Killed in action aged 33
No known grave

Joseph was born in Cheetham, Manchester, the second eldest of the five children of Edward Holt and his wife Elizabeth Brooks.

Edward had inherited a brewing company from his father, Joseph, which continues in the ownership of his descendants in the twenty-first century. He was active in local government and was Lord Mayor of Manchester in 1907-09. He was given a baronetcy in 1916. The Holt family were generous benefactors improving buildings, libraries, water and sewage works and helping to raise funds to purchase radium for the Manchester and District Radium Institute, which was named the Holt Radium Institute in Edward’s honour. He commissioned the Arts and Crafts architect, M.H. Baillie Scott to build Blackwell House at Bowness-on-Windermere.

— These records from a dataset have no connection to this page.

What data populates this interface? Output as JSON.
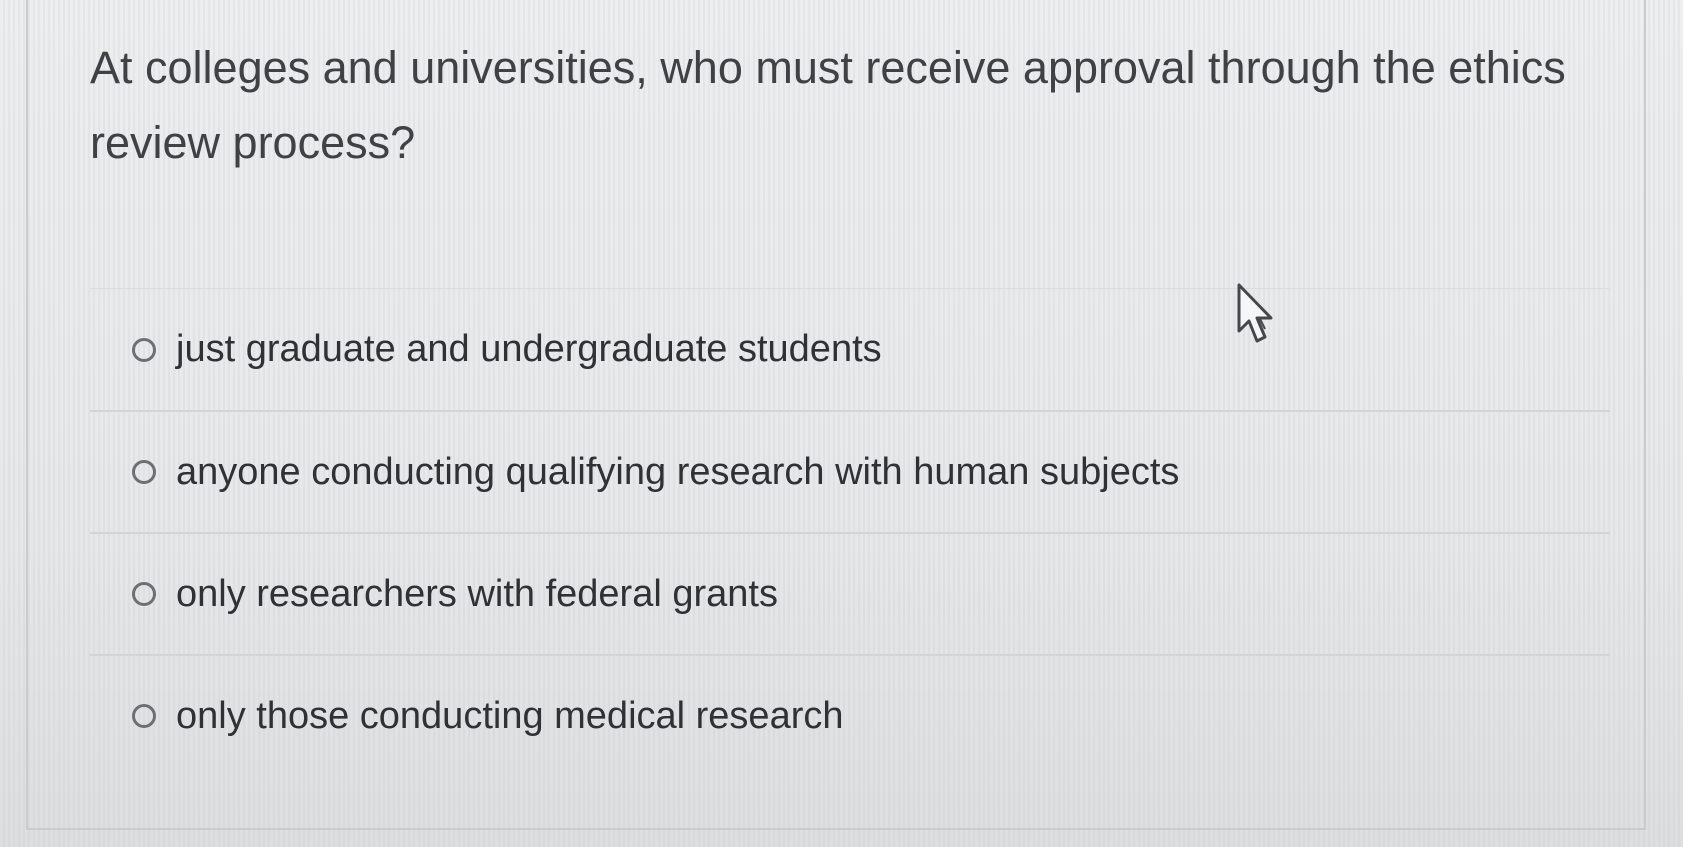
{
  "question": {
    "text": "At colleges and universities, who must receive approval through the ethics review process?"
  },
  "answers": [
    {
      "label": "just graduate and undergraduate students",
      "selected": false
    },
    {
      "label": "anyone conducting qualifying research with human subjects",
      "selected": false
    },
    {
      "label": "only researchers with federal grants",
      "selected": false
    },
    {
      "label": "only those conducting medical research",
      "selected": false
    }
  ],
  "cursor": {
    "icon": "hand-pointer-icon"
  }
}
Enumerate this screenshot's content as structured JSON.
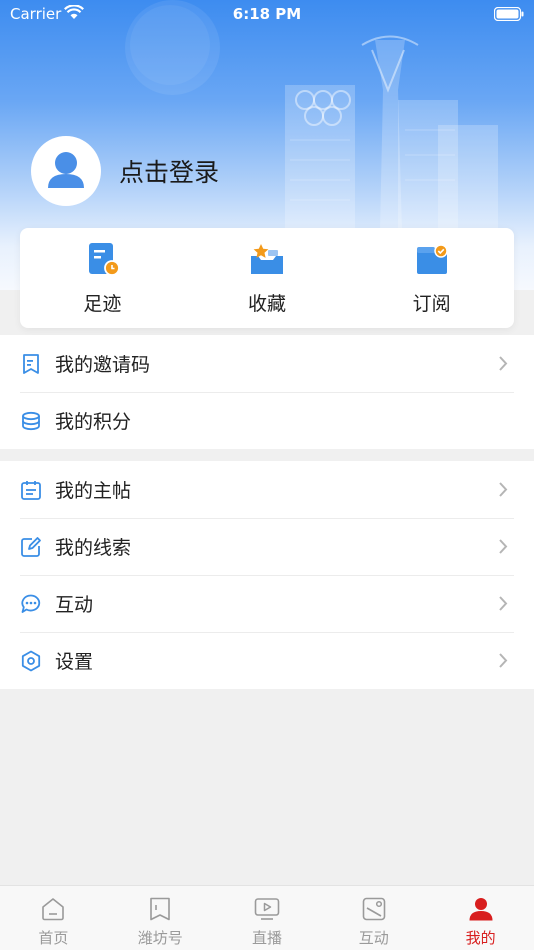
{
  "status_bar": {
    "carrier": "Carrier",
    "time": "6:18 PM"
  },
  "profile": {
    "login_label": "点击登录"
  },
  "quick_actions": [
    {
      "label": "足迹",
      "icon": "footprint-icon"
    },
    {
      "label": "收藏",
      "icon": "favorites-icon"
    },
    {
      "label": "订阅",
      "icon": "subscribe-icon"
    }
  ],
  "menu_group_1": [
    {
      "label": "我的邀请码",
      "icon": "invite-code-icon",
      "has_chevron": true
    },
    {
      "label": "我的积分",
      "icon": "points-icon",
      "has_chevron": false
    }
  ],
  "menu_group_2": [
    {
      "label": "我的主帖",
      "icon": "posts-icon",
      "has_chevron": true
    },
    {
      "label": "我的线索",
      "icon": "clues-icon",
      "has_chevron": true
    },
    {
      "label": "互动",
      "icon": "interaction-icon",
      "has_chevron": true
    },
    {
      "label": "设置",
      "icon": "settings-icon",
      "has_chevron": true
    }
  ],
  "tab_bar": [
    {
      "label": "首页",
      "icon": "home-icon",
      "active": false
    },
    {
      "label": "潍坊号",
      "icon": "bookmark-icon",
      "active": false
    },
    {
      "label": "直播",
      "icon": "live-icon",
      "active": false
    },
    {
      "label": "互动",
      "icon": "interaction-tab-icon",
      "active": false
    },
    {
      "label": "我的",
      "icon": "profile-icon",
      "active": true
    }
  ],
  "colors": {
    "accent_blue": "#3d8cf0",
    "active_tab": "#d81e1e",
    "inactive_tab": "#9a9a9a",
    "icon_blue": "#3a8ee6",
    "icon_orange": "#f39a1a"
  }
}
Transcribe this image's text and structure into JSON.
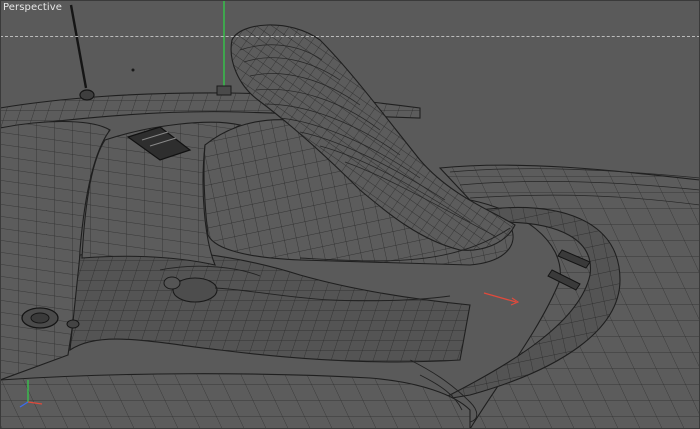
{
  "viewport": {
    "label": "Perspective"
  },
  "axis": {
    "x_color": "#e04a3c",
    "y_color": "#34c84a",
    "z_color": "#3a6cf0"
  }
}
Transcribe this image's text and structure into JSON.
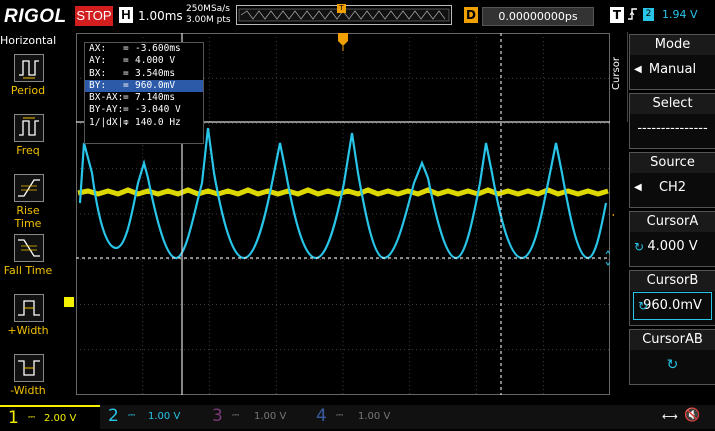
{
  "colors": {
    "ch1": "#f4f000",
    "ch2": "#29c5e8",
    "ch3": "#c040c0",
    "ch4": "#3a6ad8",
    "trigger": "#f0a000",
    "stop": "#d21e1e"
  },
  "header": {
    "logo": "RIGOL",
    "run_state": "STOP",
    "timebase_label": "H",
    "timebase_value": "1.00ms",
    "sample_rate": "250MSa/s",
    "memory_depth": "3.00M pts",
    "delay_label": "D",
    "delay_value": "0.00000000ps",
    "trigger_label": "T",
    "trigger_edge_icon": "rising-edge-icon",
    "trigger_source": "2",
    "trigger_level": "1.94 V"
  },
  "left_menu": {
    "title": "Horizontal",
    "items": [
      {
        "label": "Period",
        "icon": "period-measure-icon"
      },
      {
        "label": "Freq",
        "icon": "freq-measure-icon"
      },
      {
        "label": "Rise Time",
        "icon": "rise-time-icon"
      },
      {
        "label": "Fall Time",
        "icon": "fall-time-icon"
      },
      {
        "label": "+Width",
        "icon": "positive-width-icon"
      },
      {
        "label": "-Width",
        "icon": "negative-width-icon"
      }
    ]
  },
  "cursor_readout": {
    "rows": [
      {
        "key": "AX:",
        "value": "-3.600ms",
        "selected": false
      },
      {
        "key": "AY:",
        "value": "4.000 V",
        "selected": false
      },
      {
        "key": "BX:",
        "value": "3.540ms",
        "selected": false
      },
      {
        "key": "BY:",
        "value": "960.0mV",
        "selected": true
      },
      {
        "key": "BX-AX:",
        "value": "7.140ms",
        "selected": false
      },
      {
        "key": "BY-AY:",
        "value": "-3.040 V",
        "selected": false
      },
      {
        "key": "1/|dX|:",
        "value": "140.0 Hz",
        "selected": false
      }
    ],
    "eq": "="
  },
  "right_menu": {
    "side_title": "Cursor",
    "mode_label": "Mode",
    "mode_value": "Manual",
    "select_label": "Select",
    "select_value": "---------------",
    "source_label": "Source",
    "source_value": "CH2",
    "cursor_a_label": "CursorA",
    "cursor_a_value": "4.000 V",
    "cursor_b_label": "CursorB",
    "cursor_b_value": "960.0mV",
    "cursor_ab_label": "CursorAB"
  },
  "channels": [
    {
      "num": "1",
      "scale": "2.00 V",
      "active": true
    },
    {
      "num": "2",
      "scale": "1.00 V",
      "active": true
    },
    {
      "num": "3",
      "scale": "1.00 V",
      "active": false
    },
    {
      "num": "4",
      "scale": "1.00 V",
      "active": false
    }
  ],
  "status_icons": [
    "speaker-icon",
    "usb-icon"
  ]
}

Joseph was educated at Rugby and came up to Christ Church in 1900. After Oxford, he returned to Prestwich to work in the family brewing company. He was in the territorials of the Manchester Regiment and was mobilised at the outbreak of war with the rank of captain in the 6th Manchester Regiment, serving in Egypt and Turkey. He was killed at Gallipoli.

His name is on Panel 158 to 170 on the Helles Memorial.

He is commemorated in Trinity Church, Winster Cumbria by a bronze memorial plaque surmounted with a circular wreath and the Sphinx in white and red enamel.
'To the memory of Joseph Holt elder son of Sir Edward Holt Bart & Elizabeth his wife, Blackwell, Windermere. Captain 6th Batt Manchester Reg who was killed in action in the Gallipoli Peninsula on the fourteenth of June 1915 Aged 33 years.'

His name, along with three others, is inscribed on the sandstone memorial cross in the churchyard.

The Holts financed the choir stalls and the elaborate rood screen in St Mary’s Church, Prestwich, as a memorial to Joseph.